Avec toutes les limites que nous leur connaissons, un certain nombre d’études cliniques rétrospectives réalisées chez les patients MDS montrent toutefois que le traitement par chélateurs de fer prolonge la survie. Une étude réalisée par C. Chee n’a pas trouvé de

152 corrélation entre la ferritinémie, le besoin transfusionnel et la survie, mais le suivi des patients était incomplet et les causes de décès pas toujours élucidées522. Malgré cela, il persiste des médecins réfractaires qui ne voient pas l’intérêt d’administrer ces traitements coûteux et pourvoyeurs d’effets secondaires non négligeables (agranulocytose, insuffisance rénale et hépatique pour le DFX) chez des patients dont la médiane de survie est de seulement deux ans, soit une durée beaucoup trop courte pour que les effets délétères de la surcharge en fer sur le cœur doivent être pris en compte.
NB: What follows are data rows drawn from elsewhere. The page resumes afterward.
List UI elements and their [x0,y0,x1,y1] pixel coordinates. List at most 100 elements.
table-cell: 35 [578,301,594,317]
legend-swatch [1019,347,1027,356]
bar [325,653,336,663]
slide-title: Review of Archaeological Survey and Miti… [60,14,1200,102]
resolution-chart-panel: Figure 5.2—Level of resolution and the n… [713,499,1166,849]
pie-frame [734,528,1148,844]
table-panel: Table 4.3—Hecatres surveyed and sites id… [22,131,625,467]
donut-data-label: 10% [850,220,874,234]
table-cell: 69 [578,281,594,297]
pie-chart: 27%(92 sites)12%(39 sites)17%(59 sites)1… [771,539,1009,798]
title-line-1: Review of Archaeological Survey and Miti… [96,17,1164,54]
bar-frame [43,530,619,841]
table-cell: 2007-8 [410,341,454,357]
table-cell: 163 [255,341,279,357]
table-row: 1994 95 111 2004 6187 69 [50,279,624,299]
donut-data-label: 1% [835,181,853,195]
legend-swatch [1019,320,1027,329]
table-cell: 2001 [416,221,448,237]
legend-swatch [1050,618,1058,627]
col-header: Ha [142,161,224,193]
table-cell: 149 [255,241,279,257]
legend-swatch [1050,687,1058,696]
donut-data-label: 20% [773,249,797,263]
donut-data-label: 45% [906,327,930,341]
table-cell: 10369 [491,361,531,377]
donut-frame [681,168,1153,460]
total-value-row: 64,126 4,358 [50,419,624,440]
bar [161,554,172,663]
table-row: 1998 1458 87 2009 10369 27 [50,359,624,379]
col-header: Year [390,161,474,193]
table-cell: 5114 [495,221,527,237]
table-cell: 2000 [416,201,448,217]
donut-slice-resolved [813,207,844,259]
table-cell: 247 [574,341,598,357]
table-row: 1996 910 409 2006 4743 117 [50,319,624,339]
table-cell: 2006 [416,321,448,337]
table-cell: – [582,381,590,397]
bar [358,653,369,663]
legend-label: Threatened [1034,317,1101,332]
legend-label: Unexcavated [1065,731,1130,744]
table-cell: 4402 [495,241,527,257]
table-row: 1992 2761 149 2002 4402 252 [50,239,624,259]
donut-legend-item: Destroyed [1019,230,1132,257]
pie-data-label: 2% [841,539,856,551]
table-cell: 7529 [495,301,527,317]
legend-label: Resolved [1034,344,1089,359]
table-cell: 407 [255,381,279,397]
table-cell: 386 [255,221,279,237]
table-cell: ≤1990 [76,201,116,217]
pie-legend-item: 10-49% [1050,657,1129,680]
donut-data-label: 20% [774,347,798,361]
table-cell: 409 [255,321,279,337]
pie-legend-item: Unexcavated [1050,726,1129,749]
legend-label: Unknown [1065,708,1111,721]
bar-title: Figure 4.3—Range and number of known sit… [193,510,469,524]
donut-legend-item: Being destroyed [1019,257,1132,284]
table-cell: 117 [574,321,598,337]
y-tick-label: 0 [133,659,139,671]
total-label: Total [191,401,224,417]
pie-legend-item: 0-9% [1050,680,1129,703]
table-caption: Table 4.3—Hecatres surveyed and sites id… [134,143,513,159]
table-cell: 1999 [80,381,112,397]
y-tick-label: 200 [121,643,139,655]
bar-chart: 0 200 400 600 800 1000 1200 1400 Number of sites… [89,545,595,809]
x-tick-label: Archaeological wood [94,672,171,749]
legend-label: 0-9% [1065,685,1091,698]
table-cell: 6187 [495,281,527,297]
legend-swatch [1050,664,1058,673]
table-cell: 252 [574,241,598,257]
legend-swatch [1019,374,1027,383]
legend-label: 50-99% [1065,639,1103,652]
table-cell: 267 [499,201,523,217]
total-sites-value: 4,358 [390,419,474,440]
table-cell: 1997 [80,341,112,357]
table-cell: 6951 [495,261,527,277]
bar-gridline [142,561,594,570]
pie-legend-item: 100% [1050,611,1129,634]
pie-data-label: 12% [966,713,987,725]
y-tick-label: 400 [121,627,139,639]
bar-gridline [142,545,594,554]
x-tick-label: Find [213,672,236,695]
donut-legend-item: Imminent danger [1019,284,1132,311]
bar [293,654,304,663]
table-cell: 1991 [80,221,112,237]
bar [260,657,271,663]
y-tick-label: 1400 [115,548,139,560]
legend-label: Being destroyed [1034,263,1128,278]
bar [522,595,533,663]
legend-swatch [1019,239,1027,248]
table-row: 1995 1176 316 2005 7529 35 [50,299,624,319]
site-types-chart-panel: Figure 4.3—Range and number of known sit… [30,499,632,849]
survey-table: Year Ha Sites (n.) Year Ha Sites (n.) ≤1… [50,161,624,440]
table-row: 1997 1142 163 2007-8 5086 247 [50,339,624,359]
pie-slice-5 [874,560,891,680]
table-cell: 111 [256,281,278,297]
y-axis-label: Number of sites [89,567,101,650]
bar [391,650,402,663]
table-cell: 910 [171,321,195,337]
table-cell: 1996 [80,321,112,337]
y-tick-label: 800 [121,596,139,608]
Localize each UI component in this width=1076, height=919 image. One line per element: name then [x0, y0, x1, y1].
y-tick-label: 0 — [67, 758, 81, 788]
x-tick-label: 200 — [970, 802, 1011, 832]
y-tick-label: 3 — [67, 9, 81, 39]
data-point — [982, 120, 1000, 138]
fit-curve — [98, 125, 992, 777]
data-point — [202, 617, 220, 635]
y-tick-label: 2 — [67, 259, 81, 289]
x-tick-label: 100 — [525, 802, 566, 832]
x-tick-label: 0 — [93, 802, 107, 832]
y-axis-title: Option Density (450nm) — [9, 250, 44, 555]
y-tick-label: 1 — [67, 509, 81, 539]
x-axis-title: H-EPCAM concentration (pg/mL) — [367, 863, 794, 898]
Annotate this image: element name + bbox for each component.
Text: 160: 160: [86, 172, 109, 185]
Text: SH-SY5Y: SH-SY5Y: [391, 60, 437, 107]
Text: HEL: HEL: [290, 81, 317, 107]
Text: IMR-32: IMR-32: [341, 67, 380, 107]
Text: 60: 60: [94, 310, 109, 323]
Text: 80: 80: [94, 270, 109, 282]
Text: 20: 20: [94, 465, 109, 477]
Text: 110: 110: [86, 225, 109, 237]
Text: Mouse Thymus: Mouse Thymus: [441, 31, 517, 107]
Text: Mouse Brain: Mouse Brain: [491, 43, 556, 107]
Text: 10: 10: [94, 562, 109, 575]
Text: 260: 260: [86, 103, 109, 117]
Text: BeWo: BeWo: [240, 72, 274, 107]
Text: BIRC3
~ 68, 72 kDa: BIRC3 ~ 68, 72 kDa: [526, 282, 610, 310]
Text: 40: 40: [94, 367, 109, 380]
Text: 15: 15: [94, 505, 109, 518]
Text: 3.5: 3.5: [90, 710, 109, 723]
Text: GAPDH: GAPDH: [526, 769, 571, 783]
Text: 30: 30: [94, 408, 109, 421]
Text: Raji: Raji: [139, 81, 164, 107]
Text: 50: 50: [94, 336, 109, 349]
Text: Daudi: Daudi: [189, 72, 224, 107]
D’une part, cet argument n’est valable que chez les patients MDS de haut grade, dont la survie est effectivement très courte. D’autre part, plusieurs publications montrent que dans les MDS le bénéfice des chélateurs ne vient pas seulement de la réduction du risque cardiaque et d’insuffisance hépatique mais aussi de leurs effets directs sur l’évolution de la pathologie elle-même.